Beykoz Korusu: Paşabahçe ve Beykoz arasındaki bu yoğun ağaçlık alan Abraham Paşa Korusu olarak da biliniyor. Sultan 2’nci Abdülhamid dönemi 19’uncu yüzyıldan kalma. Bugün kafeler, çocuk oyun alanları ve küçük tiyatrosuyla bir dinlenme alanı. Abraham Paşa (1830-1918) inanılmaz derecede zengin bir devlet memuruymuş. Aynı zamanda avcı ve kumarbaz olan Ermeni Paşa, Pera’daki ünlü Cercle d’Orient’in (Emek Pasajı) de sahibiymiş ve Beykoz’da partiler vermek için kendisine bir ev yaptırmış. Daha sonraları borçları yüzünden satıp Büyükdere’deki yalısına çekilmiş. Ev 1937’de yanınca sonraki yıllarda yeniden inşa edilmiş, günümüzde belediye tarafından restoran olarak işletiliyor. Burada erguvanlar Boğaziçi manzarasını daha da muhteşem hale getiriyor. Daha çok erguvan görmek için yolunuzu Beykoz Korusu’nun biraz ilerisindeki Yuşa Tepesi’ne de düşürmeniz gerekir. 198 metrelik yüksekliği ile Çamlıca’dan sonra Boğaz’daki ikinci en yüksek tepe olan Yuşa’da, İmparator Jüstinyen döneminde yapılmış Aziz Pantaleon Kilisesi’nin olduğu düşünülen yerde küçük bir 18’inci yüzyıl camisi var bugün.
ADIM ADIM BOĞAZİÇİ
Saffet Emre Tonguç’un İngiliz seyahat yazarı Pat Yale ile hazırladığı “Boğaz Hakkında Her Şey,” Cankurtaran’dan Rumeli Feneri’ne, Moda’dan Anadolu Feneri’ne adım adım Boğaziçi’nin iki yakasını tanıtıyor.
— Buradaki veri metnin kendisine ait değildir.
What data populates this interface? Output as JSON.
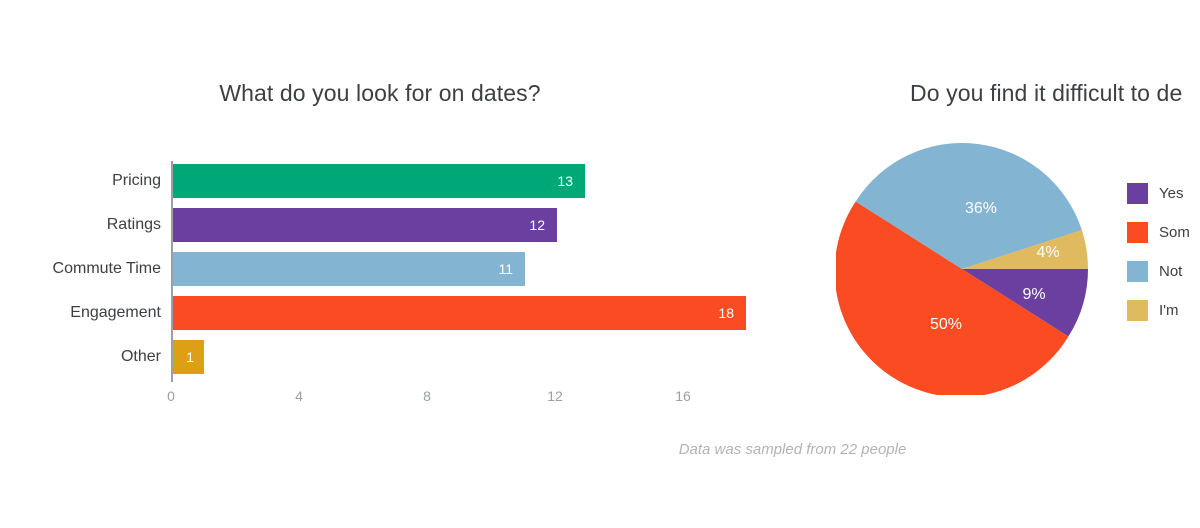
{
  "footnote": "Data was sampled from 22 people",
  "chart_data": [
    {
      "type": "bar",
      "orientation": "horizontal",
      "title": "What do you look for on dates?",
      "xlabel": "",
      "ylabel": "",
      "categories": [
        "Pricing",
        "Ratings",
        "Commute Time",
        "Engagement",
        "Other"
      ],
      "values": [
        13,
        12,
        11,
        18,
        1
      ],
      "value_labels": [
        "13",
        "12",
        "11",
        "18",
        "1"
      ],
      "colors": [
        "#00a878",
        "#6b3fa0",
        "#83b4d1",
        "#fa4b23",
        "#dda015"
      ],
      "xticks": [
        0,
        4,
        8,
        12,
        16
      ],
      "xtick_labels": [
        "0",
        "4",
        "8",
        "12",
        "16"
      ],
      "xlim": [
        0,
        19
      ],
      "grid": false,
      "legend": "none"
    },
    {
      "type": "pie",
      "title": "Do you find it difficult to de",
      "title_truncated": true,
      "labels": [
        "Yes",
        "Som",
        "Not",
        "I'm"
      ],
      "labels_truncated": true,
      "values": [
        9,
        50,
        36,
        4
      ],
      "value_labels": [
        "9%",
        "50%",
        "36%",
        "4%"
      ],
      "colors": [
        "#6b3fa0",
        "#fa4b23",
        "#83b4d1",
        "#dfb košt"
      ],
      "slice_colors": [
        "#6b3fa0",
        "#fa4b23",
        "#83b4d1",
        "#e0ba5e"
      ],
      "start_angle_deg": 0,
      "direction": "clockwise",
      "legend": "right"
    }
  ]
}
Meşhur yalılarının hiç görülmemiş iç mekân fotoğraflarının yanı sıra, bir uçtan bir uca Boğaz ile ilgili en yeni bilgilerin yer aldığı kitapta 34 durakta görebileceğiniz yalı, saray, köşk, cami, çeşme, kilise, restoran ve oteller hakkında bilgi veriliyor.
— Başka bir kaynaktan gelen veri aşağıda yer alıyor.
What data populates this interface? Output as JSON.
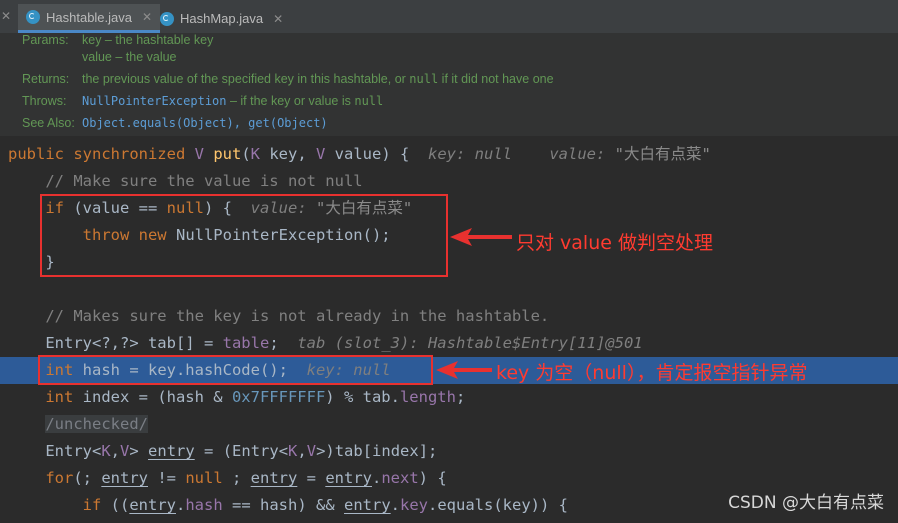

EFSANEYE GÖRE, ÇİÇEKLERİ UTANÇTAN RENK DEĞİŞTİRDİ
Boğaziçi’nin iki yakasını süsleyen pembe renkli erguvanların Latince ismi Cercis siliquastrum; anlamı da “kapsüllü meyveli ağaç ” veya “bakla şekilli meyveli ağaç”. Batı dillerinde ise Yahuda ağacı olarak geçiyor. Efsaneye göre Havari Yahuda İskaryot, Hz. İsa’nın yerini Romalılara bildirip çarmıha gerilmesine sebep olmuş. Önce ihanet etmiş ama sonra pişmanlığından ötürü kendini erguvan ağacına asmış. Ağacın o güne kadar beyaz olan çiçekleri, utançtan renk değiştirmiş. Selahattin İçli’nin de “Erguvan Zamanı Gel Bana E mi” isimli bir eseri var.